Si l'inspecteur du travail admet que des consignes avaient été données et rappelées à monsieur [U] pour la réalisation de cette opération, il relève que l'employeur admet qu'il n'existe pas de formation organisée au sein de l'entreprise, et l'inspecteur demande à l'employeur de mettre en 'uvre une formation structurée au profit de ses salariés.
En outre, cette absence de formation spécifique à la sécurité est expressément reconnue par l'employeur qui l'a mentionnée au point 9.4 de son DUERP.
Au vu de ce qui précède, la SAS [15] échoue à renverser la présomption de faute inexcusable, et il convient de dire et juger qu'elle a commis une faute inexcusable au sens des dispositions des articles L452-1 et suivants du code de la sécurité sociale et que l'accident dont a été victime monsieur [J] [U] est la conséquence de cette faute inexcusable.

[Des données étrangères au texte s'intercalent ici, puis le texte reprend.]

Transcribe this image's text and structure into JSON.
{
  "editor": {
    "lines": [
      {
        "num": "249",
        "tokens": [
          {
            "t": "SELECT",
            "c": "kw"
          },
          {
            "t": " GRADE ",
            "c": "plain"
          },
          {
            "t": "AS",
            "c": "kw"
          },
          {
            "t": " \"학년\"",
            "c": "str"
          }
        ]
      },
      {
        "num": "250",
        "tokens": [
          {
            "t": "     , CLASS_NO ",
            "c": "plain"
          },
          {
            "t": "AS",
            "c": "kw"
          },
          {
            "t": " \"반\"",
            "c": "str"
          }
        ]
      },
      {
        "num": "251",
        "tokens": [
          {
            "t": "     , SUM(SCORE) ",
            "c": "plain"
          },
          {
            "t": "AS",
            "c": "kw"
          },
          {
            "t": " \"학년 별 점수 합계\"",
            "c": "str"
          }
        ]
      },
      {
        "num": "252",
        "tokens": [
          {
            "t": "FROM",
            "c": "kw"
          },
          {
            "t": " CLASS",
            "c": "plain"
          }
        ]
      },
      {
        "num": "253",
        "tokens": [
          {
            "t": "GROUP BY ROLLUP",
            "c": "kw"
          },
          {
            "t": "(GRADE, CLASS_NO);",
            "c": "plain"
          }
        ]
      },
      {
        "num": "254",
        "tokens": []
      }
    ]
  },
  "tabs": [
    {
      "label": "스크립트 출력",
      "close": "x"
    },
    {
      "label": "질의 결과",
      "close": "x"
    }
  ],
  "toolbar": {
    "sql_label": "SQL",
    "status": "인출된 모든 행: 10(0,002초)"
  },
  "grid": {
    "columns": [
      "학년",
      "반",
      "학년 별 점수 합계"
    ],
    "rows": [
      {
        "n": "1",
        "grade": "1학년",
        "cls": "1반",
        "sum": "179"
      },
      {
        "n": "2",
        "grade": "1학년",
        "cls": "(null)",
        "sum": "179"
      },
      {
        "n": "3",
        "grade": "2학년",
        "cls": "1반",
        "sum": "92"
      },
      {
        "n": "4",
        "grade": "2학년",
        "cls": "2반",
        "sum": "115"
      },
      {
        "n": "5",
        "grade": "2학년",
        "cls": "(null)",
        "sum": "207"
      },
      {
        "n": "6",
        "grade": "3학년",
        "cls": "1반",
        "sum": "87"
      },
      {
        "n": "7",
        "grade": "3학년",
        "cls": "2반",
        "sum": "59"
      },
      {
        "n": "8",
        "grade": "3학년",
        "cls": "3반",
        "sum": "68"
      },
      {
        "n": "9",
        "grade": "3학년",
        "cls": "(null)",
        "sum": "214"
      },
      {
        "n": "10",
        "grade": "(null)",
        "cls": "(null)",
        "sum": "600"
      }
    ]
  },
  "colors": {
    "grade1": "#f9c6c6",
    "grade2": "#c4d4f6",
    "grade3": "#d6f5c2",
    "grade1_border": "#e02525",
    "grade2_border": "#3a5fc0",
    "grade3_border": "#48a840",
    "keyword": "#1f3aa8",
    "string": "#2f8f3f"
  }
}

Les autres dispositions du jugement n'étant pas discutées, le jugement sera confirmé en toutes ses dispositions.
Sur les frais et dépens
La SAS [15] succombant, elle sera condamnée aux dépens de la présente instance et sera déboutée de sa demande au titre de l'article 700 du code de procédure civile.

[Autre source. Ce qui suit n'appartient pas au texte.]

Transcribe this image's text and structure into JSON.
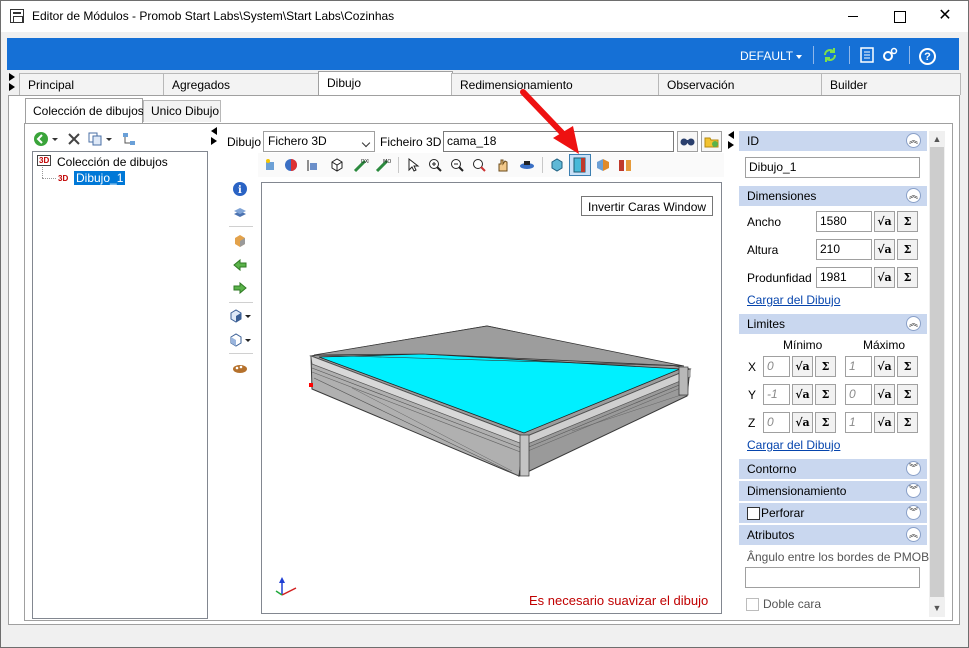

Il serait par ailleurs inéquitable de laisser à la charge de monsieur [J] [U] l'intégralité des frais irrépétibles exposés de telle sorte que la SAS [15] sera condamnée à lui verser la somme de 1 000 euros à ce titre.
Par ailleurs, il n'est pas inéquitable de laisser à la charge de la SAS [16] et la SA [12] l'intégralité des frais irrépétibles qu'elles ont exposés de telle sorte qu'elles seront déboutées de leur demande au titre de l'article 700 du code de procédure civile.

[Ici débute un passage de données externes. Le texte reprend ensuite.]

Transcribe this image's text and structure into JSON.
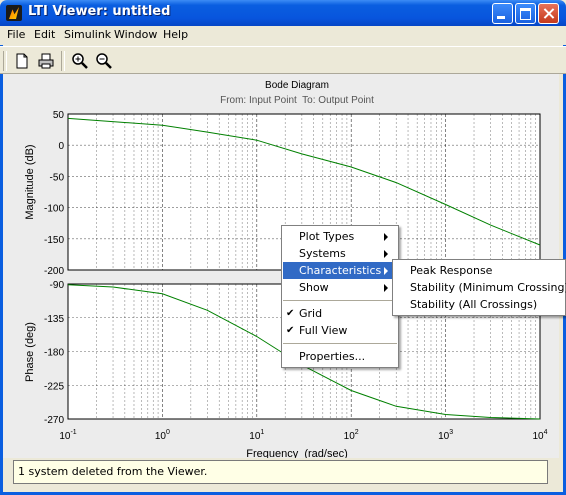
{
  "window": {
    "title": "LTI Viewer: untitled"
  },
  "menubar": {
    "items": [
      "File",
      "Edit",
      "Simulink",
      "Window",
      "Help"
    ]
  },
  "toolbar": {
    "icons": [
      "new-document-icon",
      "print-icon",
      "zoom-in-icon",
      "zoom-out-icon"
    ]
  },
  "chart_data": {
    "type": "line",
    "title": "Bode Diagram",
    "subtitle": "From: Input Point  To: Output Point",
    "xlabel": "Frequency  (rad/sec)",
    "xscale": "log",
    "xlim": [
      0.1,
      10000
    ],
    "x_ticks": [
      {
        "base": "10",
        "exp": "-1"
      },
      {
        "base": "10",
        "exp": "0"
      },
      {
        "base": "10",
        "exp": "1"
      },
      {
        "base": "10",
        "exp": "2"
      },
      {
        "base": "10",
        "exp": "3"
      },
      {
        "base": "10",
        "exp": "4"
      }
    ],
    "grid": true,
    "line_color": "#008000",
    "panels": [
      {
        "ylabel": "Magnitude (dB)",
        "ylim": [
          -200,
          50
        ],
        "yticks": [
          "50",
          "0",
          "-50",
          "-100",
          "-150",
          "-200"
        ],
        "series": [
          {
            "x": [
              0.1,
              1,
              3,
              10,
              30,
              100,
              300,
              1000,
              3000,
              10000
            ],
            "y": [
              43,
              32,
              21,
              8,
              -14,
              -35,
              -60,
              -95,
              -128,
              -160
            ]
          }
        ]
      },
      {
        "ylabel": "Phase (deg)",
        "ylim": [
          -270,
          -90
        ],
        "yticks": [
          "-90",
          "-135",
          "-180",
          "-225",
          "-270"
        ],
        "series": [
          {
            "x": [
              0.1,
              0.3,
              1,
              3,
              10,
              30,
              100,
              300,
              1000,
              3000,
              10000
            ],
            "y": [
              -91,
              -94,
              -103,
              -125,
              -160,
              -198,
              -232,
              -253,
              -264,
              -268,
              -270
            ]
          }
        ]
      }
    ]
  },
  "context_menu": {
    "items": [
      {
        "label": "Plot Types",
        "submenu": true
      },
      {
        "label": "Systems",
        "submenu": true
      },
      {
        "label": "Characteristics",
        "submenu": true,
        "highlighted": true
      },
      {
        "label": "Show",
        "submenu": true
      },
      {
        "label": "Grid",
        "checked": true
      },
      {
        "label": "Full View",
        "checked": true
      },
      {
        "label": "Properties..."
      }
    ],
    "check_glyph": "✔"
  },
  "submenu": {
    "items": [
      "Peak Response",
      "Stability (Minimum Crossing)",
      "Stability (All Crossings)"
    ]
  },
  "status": {
    "text": "1 system deleted from the Viewer."
  }
}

Le jugement sera confirmé en ses dispositions concernant les frais et dépens.
PAR CES MOTIFS
La cour, chambre sociale, statuant par arrêt contradictoire mis à disposition au greffe, après débats en audience publique et après en avoir délibéré,
CONFIRME le jugement RG 21/159 du 6 septembre 2023 du pôle social du tribunal judiciaire d'Epinal en toutes ses dispositions,
Y ajoutant,
DECLARE le présent arrêt opposable à la SA [12],
DEBOUTE les parties de leurs plus amples demandes,
CONDAMNE la SAS [15] à verser à monsieur [J] [U] la somme de 1 000 euros au titre des frais irrépétibles de l'instance d'appel,
DEBOUTE les autres parties de leurs demandes au titre de l'article 700 du code de procédure civile,
CONDAMNE la SAS [15] aux entiers dépens d'appel.
Ainsi prononcé par mise à disposition de l'arrêt au greffe de la cour, les parties en ayant été préalablement avisées dans les conditions prévues au deuxième alinéa de l'article 450 du code de procédure civile.
Et signé par Monsieur Guerric HENON, Président de Chambre, et par Madame Céline PAPEGAY, Greffier.